Soñé que se sentaban seis personas en una misma mesa. Los mas ricos y los mas pobres, los de clase media y los de no tanto; los que tienen poder y los que ya no les queda ni un gramo de libertad para decidir nada. Eran políticos y representados; los que estuvieron en #Once y otros que nunca se tomaron un tren. Todos juntos y ninguno a la vez, porque en esa mesa cada uno tenía la misma voz y el mismo voto.
Los famosos también estaban sentados, no servían las mesas como en la fiesta de Fundaleu. Estaba Rial, Tinelli y Susana; Lanata, Fariña y Baez. La boluda del megáfono y la tarada del comercial de Doritos. Esta vez no fueron ni por prensa ni porque le hubieran pagado para ir. Tampoco porque contribuyera a mejorar su desfigurada imagen pública. Querían ir.
Llegaron juntos Cristina, Macri, Carrió y el cadáver de El - el difunto esposo que está enterrado a seis metros bajo tierra, sin su poder ni su dinero, con esa muerte que lo iguala al que se ahogó en el último temporal-. Un poco más tarde Máximo y Florencia, que había vuelto de Nueva York y salió última de Ezeiza porque la Aduana le abrió la valija y tuvo que pagar todo aquello que nunca hubiera declarado. Y las hijas de Macri y las de la mucama de mi abuela y las del que todavía sale a cartonear. Todos reunidos en el mismo lugar.
Era un salón lleno de mesas, todos sentados de a 6 para poder verse las caras. Algo parecido a un casamiento pero sin saber si estaban ahí para festejar o para gestionar el duelo en pleno funeral.
Se vieron las caras y las manos, las joyas y los despojos, los amuletos y las medallas. El silencio inauguró esa ceremonia en la que ninguna máscara, ningún rol, ningún estandarte ni apellido tenía preponderancia a la hora de hablar. No había maquillajes, ni botox, ni siquiera manteca de cacao.
Hace siglos, desde la eternidad casi, que no había un encuentro tan desnudo y despojado. A este encuentro no asistieron los medios, porque no había necesidad de mediar nada. Era un encuentro uno a uno en mesas de a seis y un único relato: la realidad.
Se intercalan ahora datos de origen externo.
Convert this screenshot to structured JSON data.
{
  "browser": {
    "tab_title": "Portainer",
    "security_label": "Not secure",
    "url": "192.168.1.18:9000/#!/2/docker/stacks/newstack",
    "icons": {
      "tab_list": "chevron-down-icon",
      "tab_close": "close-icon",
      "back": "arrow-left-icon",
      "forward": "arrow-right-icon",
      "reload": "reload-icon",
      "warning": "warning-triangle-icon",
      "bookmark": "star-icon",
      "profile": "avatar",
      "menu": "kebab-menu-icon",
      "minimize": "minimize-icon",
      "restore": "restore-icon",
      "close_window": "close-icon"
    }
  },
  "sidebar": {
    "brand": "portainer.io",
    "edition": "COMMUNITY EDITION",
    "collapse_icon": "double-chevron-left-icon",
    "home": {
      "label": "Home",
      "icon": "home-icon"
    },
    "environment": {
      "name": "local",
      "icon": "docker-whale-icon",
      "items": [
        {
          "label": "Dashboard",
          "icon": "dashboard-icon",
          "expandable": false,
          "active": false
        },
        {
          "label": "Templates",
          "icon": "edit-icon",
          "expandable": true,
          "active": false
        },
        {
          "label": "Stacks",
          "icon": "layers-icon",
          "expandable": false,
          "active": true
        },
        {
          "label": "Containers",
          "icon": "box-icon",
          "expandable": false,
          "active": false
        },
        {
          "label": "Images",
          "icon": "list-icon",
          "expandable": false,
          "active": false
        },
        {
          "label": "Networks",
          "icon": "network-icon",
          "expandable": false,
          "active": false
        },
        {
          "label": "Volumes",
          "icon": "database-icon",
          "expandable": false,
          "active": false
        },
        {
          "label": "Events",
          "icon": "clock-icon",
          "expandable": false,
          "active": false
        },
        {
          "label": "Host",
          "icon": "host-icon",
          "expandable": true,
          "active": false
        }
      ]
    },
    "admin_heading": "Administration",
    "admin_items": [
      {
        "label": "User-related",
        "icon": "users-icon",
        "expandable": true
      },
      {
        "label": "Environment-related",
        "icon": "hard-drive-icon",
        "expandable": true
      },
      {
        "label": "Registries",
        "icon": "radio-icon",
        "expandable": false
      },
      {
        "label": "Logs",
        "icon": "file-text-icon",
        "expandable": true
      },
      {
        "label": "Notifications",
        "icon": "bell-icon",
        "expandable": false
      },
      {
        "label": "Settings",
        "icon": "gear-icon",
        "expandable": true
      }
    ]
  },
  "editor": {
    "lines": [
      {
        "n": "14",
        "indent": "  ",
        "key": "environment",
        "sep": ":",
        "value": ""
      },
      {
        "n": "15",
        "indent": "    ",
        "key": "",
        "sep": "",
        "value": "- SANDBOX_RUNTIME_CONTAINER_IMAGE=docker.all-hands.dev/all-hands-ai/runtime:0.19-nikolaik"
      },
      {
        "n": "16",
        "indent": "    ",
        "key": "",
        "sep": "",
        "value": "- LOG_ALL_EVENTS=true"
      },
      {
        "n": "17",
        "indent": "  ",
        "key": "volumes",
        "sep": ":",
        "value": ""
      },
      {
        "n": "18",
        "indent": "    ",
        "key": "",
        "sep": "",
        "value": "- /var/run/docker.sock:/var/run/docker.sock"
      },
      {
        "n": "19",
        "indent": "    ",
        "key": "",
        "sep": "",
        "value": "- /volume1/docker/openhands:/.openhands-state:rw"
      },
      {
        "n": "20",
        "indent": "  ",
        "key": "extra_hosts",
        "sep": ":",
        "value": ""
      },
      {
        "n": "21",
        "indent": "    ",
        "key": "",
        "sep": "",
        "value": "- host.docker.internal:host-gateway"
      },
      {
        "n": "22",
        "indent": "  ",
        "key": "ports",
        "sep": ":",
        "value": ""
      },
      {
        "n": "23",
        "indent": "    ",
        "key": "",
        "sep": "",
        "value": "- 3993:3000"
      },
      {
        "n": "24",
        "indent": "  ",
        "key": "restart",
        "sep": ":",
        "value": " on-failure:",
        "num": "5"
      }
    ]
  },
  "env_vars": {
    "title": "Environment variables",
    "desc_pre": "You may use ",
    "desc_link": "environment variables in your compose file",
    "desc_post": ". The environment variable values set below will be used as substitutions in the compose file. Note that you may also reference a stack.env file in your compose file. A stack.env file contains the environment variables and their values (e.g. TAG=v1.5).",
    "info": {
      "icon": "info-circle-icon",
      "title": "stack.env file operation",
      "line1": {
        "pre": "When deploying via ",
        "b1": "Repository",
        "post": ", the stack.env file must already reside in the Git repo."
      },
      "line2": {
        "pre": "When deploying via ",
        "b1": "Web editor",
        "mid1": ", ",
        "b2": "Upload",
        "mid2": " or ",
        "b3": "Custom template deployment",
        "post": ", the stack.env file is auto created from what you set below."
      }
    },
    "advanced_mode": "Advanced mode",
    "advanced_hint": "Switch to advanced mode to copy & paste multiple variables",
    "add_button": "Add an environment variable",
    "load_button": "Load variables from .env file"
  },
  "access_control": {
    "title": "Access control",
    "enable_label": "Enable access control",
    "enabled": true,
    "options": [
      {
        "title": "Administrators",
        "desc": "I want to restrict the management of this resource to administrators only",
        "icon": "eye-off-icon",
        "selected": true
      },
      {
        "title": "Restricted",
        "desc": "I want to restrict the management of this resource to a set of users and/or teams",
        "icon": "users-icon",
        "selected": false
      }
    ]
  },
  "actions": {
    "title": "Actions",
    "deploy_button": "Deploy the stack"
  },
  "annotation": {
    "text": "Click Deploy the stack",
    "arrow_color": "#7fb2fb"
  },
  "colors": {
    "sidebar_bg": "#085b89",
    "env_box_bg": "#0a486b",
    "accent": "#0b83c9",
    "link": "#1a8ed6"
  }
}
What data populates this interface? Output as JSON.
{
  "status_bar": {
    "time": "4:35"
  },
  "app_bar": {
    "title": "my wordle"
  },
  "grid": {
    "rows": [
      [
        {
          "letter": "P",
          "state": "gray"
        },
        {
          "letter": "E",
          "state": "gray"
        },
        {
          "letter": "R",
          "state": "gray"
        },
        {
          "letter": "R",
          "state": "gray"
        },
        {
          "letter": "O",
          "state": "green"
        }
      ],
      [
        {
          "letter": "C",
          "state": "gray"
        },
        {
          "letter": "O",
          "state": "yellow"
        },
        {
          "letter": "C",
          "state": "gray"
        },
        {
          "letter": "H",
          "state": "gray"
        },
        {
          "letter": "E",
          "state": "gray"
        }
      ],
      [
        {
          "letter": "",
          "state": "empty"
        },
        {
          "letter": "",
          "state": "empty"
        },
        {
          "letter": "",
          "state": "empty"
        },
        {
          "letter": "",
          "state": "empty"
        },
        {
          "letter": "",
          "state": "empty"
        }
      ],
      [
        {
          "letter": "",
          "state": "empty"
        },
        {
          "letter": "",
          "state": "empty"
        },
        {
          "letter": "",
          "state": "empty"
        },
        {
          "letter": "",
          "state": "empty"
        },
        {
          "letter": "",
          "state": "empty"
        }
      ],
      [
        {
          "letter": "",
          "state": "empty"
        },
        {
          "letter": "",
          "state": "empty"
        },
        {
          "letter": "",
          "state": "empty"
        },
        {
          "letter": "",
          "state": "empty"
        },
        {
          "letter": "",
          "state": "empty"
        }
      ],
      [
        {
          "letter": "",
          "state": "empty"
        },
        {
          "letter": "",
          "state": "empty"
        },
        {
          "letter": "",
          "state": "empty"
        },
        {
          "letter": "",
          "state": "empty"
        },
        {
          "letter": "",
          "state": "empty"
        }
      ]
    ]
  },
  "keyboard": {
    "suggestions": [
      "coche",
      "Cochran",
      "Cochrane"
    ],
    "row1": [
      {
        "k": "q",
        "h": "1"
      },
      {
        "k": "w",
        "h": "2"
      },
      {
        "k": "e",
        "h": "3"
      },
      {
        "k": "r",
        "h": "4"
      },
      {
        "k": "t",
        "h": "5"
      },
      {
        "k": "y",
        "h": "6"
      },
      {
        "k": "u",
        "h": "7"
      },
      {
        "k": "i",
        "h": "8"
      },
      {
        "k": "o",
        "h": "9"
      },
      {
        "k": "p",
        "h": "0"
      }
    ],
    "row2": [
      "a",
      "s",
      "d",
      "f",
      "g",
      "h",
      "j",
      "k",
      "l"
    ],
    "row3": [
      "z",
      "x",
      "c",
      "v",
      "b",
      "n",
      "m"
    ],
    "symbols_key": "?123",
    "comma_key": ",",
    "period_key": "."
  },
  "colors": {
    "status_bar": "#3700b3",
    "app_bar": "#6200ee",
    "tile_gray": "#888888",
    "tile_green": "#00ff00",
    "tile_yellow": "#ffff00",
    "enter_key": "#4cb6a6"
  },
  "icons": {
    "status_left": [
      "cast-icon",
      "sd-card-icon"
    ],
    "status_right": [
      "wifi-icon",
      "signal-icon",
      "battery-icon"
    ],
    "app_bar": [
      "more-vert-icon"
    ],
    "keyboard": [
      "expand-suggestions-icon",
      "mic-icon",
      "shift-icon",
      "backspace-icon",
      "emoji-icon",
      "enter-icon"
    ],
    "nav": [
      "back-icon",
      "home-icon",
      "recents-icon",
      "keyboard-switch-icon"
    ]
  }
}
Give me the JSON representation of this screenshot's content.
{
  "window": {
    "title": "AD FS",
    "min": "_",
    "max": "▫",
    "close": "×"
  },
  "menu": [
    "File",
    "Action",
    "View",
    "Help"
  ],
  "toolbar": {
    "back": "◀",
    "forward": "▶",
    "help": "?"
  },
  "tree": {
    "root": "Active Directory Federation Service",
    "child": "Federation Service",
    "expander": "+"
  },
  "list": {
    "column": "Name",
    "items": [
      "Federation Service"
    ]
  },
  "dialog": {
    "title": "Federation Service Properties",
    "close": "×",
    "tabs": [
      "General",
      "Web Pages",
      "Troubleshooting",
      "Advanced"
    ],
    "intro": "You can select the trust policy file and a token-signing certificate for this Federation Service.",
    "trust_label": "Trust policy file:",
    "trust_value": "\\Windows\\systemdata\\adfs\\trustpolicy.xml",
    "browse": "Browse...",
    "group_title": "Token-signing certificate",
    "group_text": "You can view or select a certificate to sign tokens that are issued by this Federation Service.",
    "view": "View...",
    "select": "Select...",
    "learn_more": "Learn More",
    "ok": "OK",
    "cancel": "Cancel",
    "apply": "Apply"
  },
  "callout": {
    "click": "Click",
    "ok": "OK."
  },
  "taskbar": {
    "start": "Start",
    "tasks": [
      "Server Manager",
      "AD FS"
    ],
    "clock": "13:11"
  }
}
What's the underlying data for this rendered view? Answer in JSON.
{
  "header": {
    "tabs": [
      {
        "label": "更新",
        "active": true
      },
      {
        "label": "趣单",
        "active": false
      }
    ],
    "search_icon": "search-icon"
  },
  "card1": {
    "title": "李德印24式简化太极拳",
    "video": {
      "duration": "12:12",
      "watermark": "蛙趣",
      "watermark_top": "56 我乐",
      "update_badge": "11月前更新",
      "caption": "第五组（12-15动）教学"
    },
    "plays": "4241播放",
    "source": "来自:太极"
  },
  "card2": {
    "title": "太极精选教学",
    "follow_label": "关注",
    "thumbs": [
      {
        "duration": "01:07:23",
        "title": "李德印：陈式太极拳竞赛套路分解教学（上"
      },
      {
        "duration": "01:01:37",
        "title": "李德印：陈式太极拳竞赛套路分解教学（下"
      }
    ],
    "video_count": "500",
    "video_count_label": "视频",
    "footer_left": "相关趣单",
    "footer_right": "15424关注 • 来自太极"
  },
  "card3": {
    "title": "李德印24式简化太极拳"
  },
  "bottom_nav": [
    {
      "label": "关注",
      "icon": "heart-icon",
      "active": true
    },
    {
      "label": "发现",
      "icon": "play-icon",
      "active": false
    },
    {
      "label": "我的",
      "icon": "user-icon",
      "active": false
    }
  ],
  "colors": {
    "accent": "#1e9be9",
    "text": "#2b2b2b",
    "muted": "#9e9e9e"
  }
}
Difícil les fue a varios ir con otra cosa que no fuera la verdad. Lorenzino no pudo volver a decir que el Indec medía bien la inflación ni reafirmar que en Argentina con seis pesos se come, pero esta vez no se pudo ir. No es que en las mesas había telépatas, o videntes, o viejas sabias. Es que al hábil mentiroso en esta fiesta, las personas de carne y hueso, le fisuraron su malparida impunidad.